Now it will show one less level than are present in the factor because it displays the levels as referenced against a "base" level, which is factored into the intercept.
I went a bit deeper into some model info in another thread. I'll grab that link and edit my comment here with it. (It's this thread.)

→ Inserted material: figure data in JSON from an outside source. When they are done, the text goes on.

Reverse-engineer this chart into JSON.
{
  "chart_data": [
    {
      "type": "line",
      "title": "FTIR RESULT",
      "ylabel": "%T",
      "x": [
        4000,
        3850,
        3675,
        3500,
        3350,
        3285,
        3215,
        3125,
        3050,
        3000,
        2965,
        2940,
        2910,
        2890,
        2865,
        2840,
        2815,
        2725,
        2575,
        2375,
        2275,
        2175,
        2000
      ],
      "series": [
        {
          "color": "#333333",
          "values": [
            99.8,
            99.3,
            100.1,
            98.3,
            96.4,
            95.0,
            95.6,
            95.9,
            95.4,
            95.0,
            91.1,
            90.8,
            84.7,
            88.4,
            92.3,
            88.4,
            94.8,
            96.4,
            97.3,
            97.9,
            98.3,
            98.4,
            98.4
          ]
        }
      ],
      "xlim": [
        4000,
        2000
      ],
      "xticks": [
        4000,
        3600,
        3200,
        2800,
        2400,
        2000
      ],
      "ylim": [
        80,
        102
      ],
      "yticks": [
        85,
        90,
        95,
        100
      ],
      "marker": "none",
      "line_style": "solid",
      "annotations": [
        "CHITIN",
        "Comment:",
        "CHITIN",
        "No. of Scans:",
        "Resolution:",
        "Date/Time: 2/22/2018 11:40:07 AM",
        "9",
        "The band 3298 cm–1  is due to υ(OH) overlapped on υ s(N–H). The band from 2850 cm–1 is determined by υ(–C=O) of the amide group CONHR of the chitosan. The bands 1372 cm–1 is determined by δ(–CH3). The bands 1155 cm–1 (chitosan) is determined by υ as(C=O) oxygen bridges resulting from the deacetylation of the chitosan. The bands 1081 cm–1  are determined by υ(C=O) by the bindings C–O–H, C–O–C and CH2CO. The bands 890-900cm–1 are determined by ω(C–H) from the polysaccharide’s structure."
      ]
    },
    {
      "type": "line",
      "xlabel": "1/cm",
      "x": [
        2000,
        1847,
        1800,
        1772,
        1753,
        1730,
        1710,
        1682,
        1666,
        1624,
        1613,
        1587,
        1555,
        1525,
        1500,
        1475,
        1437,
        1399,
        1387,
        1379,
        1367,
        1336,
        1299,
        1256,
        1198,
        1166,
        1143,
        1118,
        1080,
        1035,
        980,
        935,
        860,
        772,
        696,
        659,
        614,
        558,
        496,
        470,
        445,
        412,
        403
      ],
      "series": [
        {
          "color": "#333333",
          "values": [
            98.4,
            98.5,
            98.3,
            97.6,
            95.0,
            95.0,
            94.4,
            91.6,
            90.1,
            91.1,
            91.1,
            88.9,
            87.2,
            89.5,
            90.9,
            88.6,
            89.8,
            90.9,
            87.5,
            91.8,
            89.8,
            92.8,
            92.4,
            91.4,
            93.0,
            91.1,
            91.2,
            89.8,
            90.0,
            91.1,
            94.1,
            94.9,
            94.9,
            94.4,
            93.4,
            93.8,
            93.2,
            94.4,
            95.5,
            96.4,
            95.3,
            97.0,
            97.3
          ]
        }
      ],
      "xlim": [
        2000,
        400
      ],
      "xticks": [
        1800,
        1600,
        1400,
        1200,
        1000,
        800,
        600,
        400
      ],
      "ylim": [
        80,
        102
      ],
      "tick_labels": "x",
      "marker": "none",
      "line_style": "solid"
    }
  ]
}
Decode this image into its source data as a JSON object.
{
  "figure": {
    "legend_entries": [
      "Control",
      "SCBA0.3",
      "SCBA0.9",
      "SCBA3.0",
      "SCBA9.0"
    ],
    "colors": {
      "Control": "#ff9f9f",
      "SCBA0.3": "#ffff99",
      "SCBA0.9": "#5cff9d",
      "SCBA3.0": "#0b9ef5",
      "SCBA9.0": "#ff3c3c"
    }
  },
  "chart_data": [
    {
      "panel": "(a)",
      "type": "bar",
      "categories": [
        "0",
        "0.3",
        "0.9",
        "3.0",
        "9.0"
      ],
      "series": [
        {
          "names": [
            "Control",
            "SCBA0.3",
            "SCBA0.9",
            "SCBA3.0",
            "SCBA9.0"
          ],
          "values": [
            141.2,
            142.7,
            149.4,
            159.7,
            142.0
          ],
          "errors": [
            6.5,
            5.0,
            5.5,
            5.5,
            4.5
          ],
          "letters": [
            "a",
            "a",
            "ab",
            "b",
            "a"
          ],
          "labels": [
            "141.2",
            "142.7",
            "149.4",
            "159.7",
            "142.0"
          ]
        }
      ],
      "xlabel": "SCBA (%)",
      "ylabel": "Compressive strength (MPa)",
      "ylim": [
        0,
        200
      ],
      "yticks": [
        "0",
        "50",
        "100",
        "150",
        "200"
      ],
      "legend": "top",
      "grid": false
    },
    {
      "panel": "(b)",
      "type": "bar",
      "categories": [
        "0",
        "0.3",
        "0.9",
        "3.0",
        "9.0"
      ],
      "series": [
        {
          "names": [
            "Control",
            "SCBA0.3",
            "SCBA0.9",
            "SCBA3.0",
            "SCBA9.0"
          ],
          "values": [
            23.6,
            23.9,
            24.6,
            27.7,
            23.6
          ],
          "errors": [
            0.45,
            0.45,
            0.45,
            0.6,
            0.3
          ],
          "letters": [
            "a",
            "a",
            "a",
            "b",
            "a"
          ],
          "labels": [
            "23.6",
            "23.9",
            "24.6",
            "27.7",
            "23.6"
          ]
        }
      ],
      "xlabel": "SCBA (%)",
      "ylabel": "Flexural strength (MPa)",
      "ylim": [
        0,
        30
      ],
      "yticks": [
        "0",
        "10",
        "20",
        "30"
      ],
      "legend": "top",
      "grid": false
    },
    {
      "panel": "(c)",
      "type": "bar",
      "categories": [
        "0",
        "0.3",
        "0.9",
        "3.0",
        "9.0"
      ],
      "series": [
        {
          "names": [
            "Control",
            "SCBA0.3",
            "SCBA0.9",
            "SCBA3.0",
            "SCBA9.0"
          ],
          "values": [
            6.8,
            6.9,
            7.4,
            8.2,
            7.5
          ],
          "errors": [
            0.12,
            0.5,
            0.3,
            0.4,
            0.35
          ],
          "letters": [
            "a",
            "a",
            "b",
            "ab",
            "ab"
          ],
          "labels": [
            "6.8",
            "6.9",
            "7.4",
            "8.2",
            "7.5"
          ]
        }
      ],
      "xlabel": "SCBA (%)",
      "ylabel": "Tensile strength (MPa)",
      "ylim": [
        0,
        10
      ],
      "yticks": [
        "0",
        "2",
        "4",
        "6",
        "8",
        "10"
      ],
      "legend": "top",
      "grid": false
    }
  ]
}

Also a bit of exploration of your question further:
Just using ownership
:
Call:
lm(formula = default_rate ~ poly(SAT_avg, 2) + ownership, data = train)
Residuals:
Min 1Q Median 3Q Max
-6.7986 -1.3758 -0.2358 1.0202 14.9166
Coefficients:
Estimate Std. Error t value Pr(>|t|)
(Intercept) 6.307 1.302 4.844 1.52e-06 ***
poly(SAT_avg, 2)1 -72.817 2.626 -27.726 < 2e-16 ***
poly(SAT_avg, 2)2 36.799 2.610 14.101 < 2e-16 ***
ownershipPrivate nonprofit -1.215 1.307 -0.929 0.353
ownershipPublic -1.215 1.310 -0.928 0.354
---
Signif. codes: 0 ‘***’ 0.001 ‘**’ 0.01 ‘*’ 0.05 ‘.’ 0.1 ‘ ’ 1
Residual standard error: 2.604 on 837 degrees of freedom
Multiple R-squared: 0.54, Adjusted R-squared: 0.5378
F-statistic: 245.6 on 4 and 837 DF, p-value: < 2.2e-16
Now using factor(ownership)
:
Call:
lm(formula = default_rate ~ poly(SAT_avg, 2) + factor(ownership),
data = train)
Residuals:
Min 1Q Median 3Q Max
-6.7986 -1.3758 -0.2358 1.0202 14.9166
Coefficients:
Estimate Std. Error t value Pr(>|t|)
(Intercept) 6.307 1.302 4.844 1.52e-06 ***
poly(SAT_avg, 2)1 -72.817 2.626 -27.726 < 2e-16 ***
poly(SAT_avg, 2)2 36.799 2.610 14.101 < 2e-16 ***
factor(ownership)Private nonprofit -1.215 1.307 -0.929 0.353
factor(ownership)Public -1.215 1.310 -0.928 0.354
---
Signif. codes: 0 ‘***’ 0.001 ‘**’ 0.01 ‘*’ 0.05 ‘.’ 0.1 ‘ ’ 1
Residual standard error: 2.604 on 837 degrees of freedom
Multiple R-squared: 0.54, Adjusted R-squared: 0.5378
F-statistic: 245.6 on 4 and 837 DF, p-value: < 2.2e-16
The coefficients stay the same. So Private for-profit
is the default, and when ownership
is Public
, -1.215 is added to get the response.
The equation would essentially be default_rate ~ 6.307 + -72.817*SAT_avg + 36.799*SAT_avg^2 + -1.215*(Private nonprofit) + -1.215*(Public)
where Private nonprofit and Public are binary variables.